Change is a good thing
From Natalie Kostelni of Philadelphia Business Journal October 26, 2018
JKRP Architects is entering a new phase with its founder, Jerry K. Roller, turning the reins of the firm over to a next generation of leaders while he enters a new role that requires him to delicately balance taking a step back while still staying involved.
Paul A. Georges, who joined the Philadelphia architectural firm the year after graduating from Rensselaer Polytechnic Institute and has stayed for 30 years, has been named managing principal. It’s a transition that has been talked about and been in the planning stages for some time. A move in 2015 to rename the firm to its current JKRP Architects set the stage for this eventual change. It was done as one way to separate it from running up against what had been an eponymously named firm and a perception was that it was “Jerry’s firm.”

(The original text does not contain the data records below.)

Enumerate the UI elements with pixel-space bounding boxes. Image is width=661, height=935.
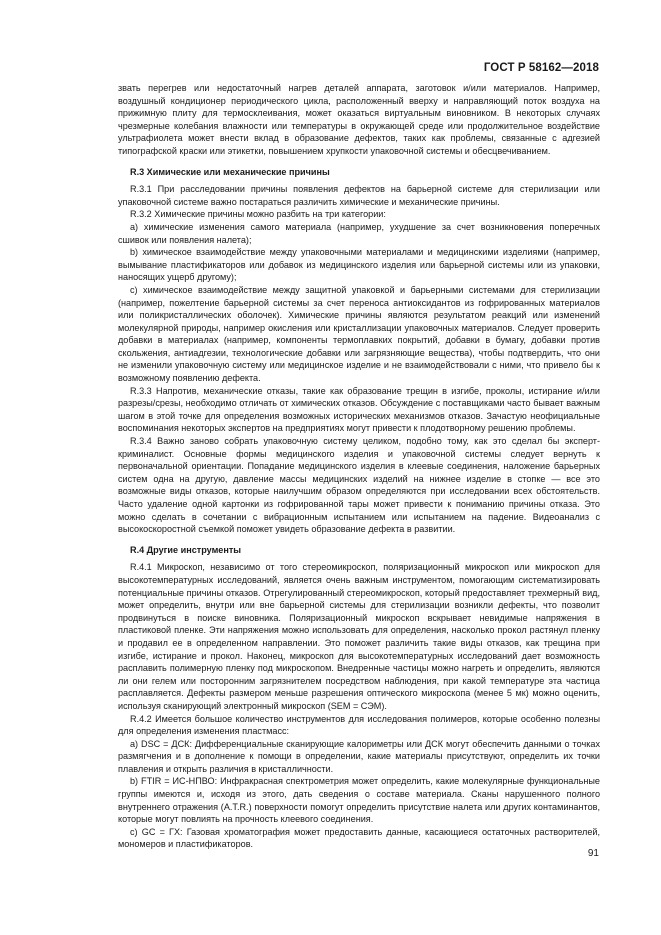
list-item-r3-c: c) химическое взаимодействие между защитной упаковкой и барьерными системами для стерилизации (например, пожелтение барьерной системы за счет переноса антиоксидантов из гофрированных материалов или поликристаллических оболочек). Химические причины являются результатом реакций или изменений молекулярной природы, например окисления или кристаллизации упаковочных материалов. Следует проверить добавки в материалах (например, компоненты термоплавких покрытий, добавки в бумагу, добавки против скольжения, антиадгезии, технологические добавки или загрязняющие вещества), чтобы подтвердить, что они не изменили упаковочную систему или медицинское изделие и не взаимодействовали с ними, что привело бы к возможному появлению дефекта.: [118, 284, 600, 384]
clause-r3-3: R.3.3 Напротив, механические отказы, такие как образование трещин в изгибе, проколы, истирание и/или разрезы/срезы, необходимо отличать от химических отказов. Обсуждение с поставщиками часто бывает важным шагом в этой точке для определения возможных исторических механизмов отказов. Зачастую неофициальные воспоминания некоторых экспертов на предприятиях могут привести к плодотворному решению проблемы.: [118, 385, 600, 434]
list-item-r4-a: а) DSC = ДСК: Дифференциальные сканирующие калориметры или ДСК могут обеспечить данными о точках размягчения и в дополнение к помощи в определении, какие материалы присутствуют, определить их точки плавления и открыть различия в кристалличности.: [118, 738, 600, 774]
clause-r3-4: R.3.4 Важно заново собрать упаковочную систему целиком, подобно тому, как это сделал бы эксперт-криминалист. Основные формы медицинского изделия и упаковочной системы следует вернуть к первоначальной ориентации. Попадание медицинского изделия в клеевые соединения, наложение барьерных систем одна на другую, давление массы медицинских изделий на нижнее изделие в стопке — все это возможные виды отказов, которые наилучшим образом определяются при исследовании всех обстоятельств. Часто удаление одной картонки из гофрированной тары может привести к пониманию причины отказа. Это можно сделать в сочетании с вибрационным испытанием или испытанием на падение. Видеоанализ с высокоскоростной съемкой поможет увидеть образование дефекта в развитии.: [118, 436, 600, 535]
list-item-r4-c: c) GC = ГХ: Газовая хроматография может предоставить данные, касающиеся остаточных растворителей, мономеров и пластификаторов.: [118, 826, 600, 850]
clause-r4-1: R.4.1 Микроскоп, независимо от того стереомикроскоп, поляризационный микроскоп или микроскоп для высокотемпературных исследований, является очень важным инструментом, помогающим систематизировать потенциальные причины отказов. Отрегулированный стереомикроскоп, который предоставляет трехмерный вид, может определить, внутри или вне барьерной системы для стерилизации возникли дефекты, что позволит продвинуться в поиске виновника. Поляризационный микроскоп вскрывает невидимые напряжения в пластиковой пленке. Эти напряжения можно использовать для определения, насколько прокол растянул пленку и продавил ее в определенном направлении. Это поможет различить такие виды отказов, как трещина при изгибе, истирание и прокол. Наконец, микроскоп для высокотемпературных исследований дает возможность расплавить полимерную пленку под микроскопом. Внедренные частицы можно нагреть и определить, являются ли они гелем или посторонним загрязнителем посредством наблюдения, при какой температуре эта частица расплавляется. Дефекты размером меньше разрешения оптического микроскопа (менее 5 мк) можно оценить, используя сканирующий электронный микроскоп (SEM = СЭМ).: [118, 562, 600, 711]
list-item-r3-b: b) химическое взаимодействие между упаковочными материалами и медицинскими изделиями (например, вымывание пластификаторов или добавок из медицинского изделия или барьерной системы или из упаковки, наносящих ущерб другому);: [118, 247, 600, 283]
page-number: 91: [587, 848, 599, 859]
clause-r3-2: R.3.2 Химические причины можно разбить на три категории:: [130, 209, 386, 220]
document-body: [118, 82, 600, 851]
section-r3-heading: R.3 Химические или механические причины: [130, 166, 330, 177]
section-r4-heading: R.4 Другие инструменты: [130, 544, 242, 555]
clause-r3-1: R.3.1 При расследовании причины появления дефектов на барьерной системе для стерилизации или упаковочной системе важно постараться различить химические и механические причины.: [118, 184, 600, 207]
clause-r4-2: R.4.2 Имеется большое количество инструментов для исследования полимеров, которые особенно полезны для определения изменения пластмасс:: [118, 713, 600, 737]
list-item-r3-a: а) химические изменения самого материала (например, ухудшение за счет возникновения поперечных сшивок или появления налета);: [118, 221, 600, 245]
document-code-header: ГОСТ Р 58162—2018: [483, 62, 599, 74]
list-item-r4-b: b) FTIR = ИС-НПВО: Инфракрасная спектрометрия может определить, какие молекулярные функциональные группы имеются и, исходя из этого, дать сведения о составе материала. Сканы нарушенного полного внутреннего отражения (A.T.R.) поверхности помогут определить присутствие налета или других контаминантов, которые могут повлиять на прочность клеевого соединения.: [118, 776, 600, 825]
intro-paragraph: звать перегрев или недостаточный нагрев деталей аппарата, заготовок и/или материалов. Например, воздушный кондиционер периодического цикла, расположенный вверху и направляющий поток воздуха на прижимную плиту для термосклеивания, может оказаться виртуальным виновником. В некоторых случаях чрезмерные колебания влажности или температуры в окружающей среде или продолжительное воздействие ультрафиолета может внести вклад в образование дефектов, таких как проблемы, связанные с адгезией типографской краски или этикетки, повышением хрупкости упаковочной системы и обесцвечиванием.: [118, 83, 600, 156]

Roller, who founded the firm 35 years ago, has increased the number of partners over the years; there are now 10. It’s a structure that resembles more of a law firm rather than architectural firm, he said, and has allowed for a deep bench of leaders. Roller embraced his decision to ultimately take a step back.
“It seemed to be the right time. I enjoy this. There is no end date. I still own a piece of the firm,” Roller said.
Plus, there’s lot of social capital that has been built up during his tenure. “There’s value in that that should still be nurtured,” he said.
Roller started the firm in 1984, at the time leaving an architectural practice based in Spring House, Montgomery County. It was a firm whose founder didn’t want to make any of the people working there partners and that motivated Roller to set out on his own. “I truly believe in this profession that you want to own a piece of a firm,” he said.
JKRP Architects designs a range of retail and entertainment projects. Some of the work it has done includes designing the Capital Grille and honeygrow restaurants, the Shops at LaSalle as well as Regal Theaters. The firm also does health care and senior housing projects as well as residential developments including 400 Walnut, South Star Lofts and Naval Square. It eschews a lofty “starchitect” persona that some other firms strive for and prefers not to be a firm known by a particular design.
As with most architectural firms, JKRP took its lumps and went down to 25 employees from 35 during the recession but unlike many others, it survived and emerged stronger. Its foresight not to have a single focus helped it weather the downturn. The firm now has 57 employees and set to hire three more.
Georges, 57, doesn’t see any “earth shattering” deviations from the way the firm has been operating. Any changes will be minor and concern the growth and management of the firm, he said. What Georges doesn’t plan on doing is changing the identity and culture that has been set. It has worked so far and is expected to in the future, he said.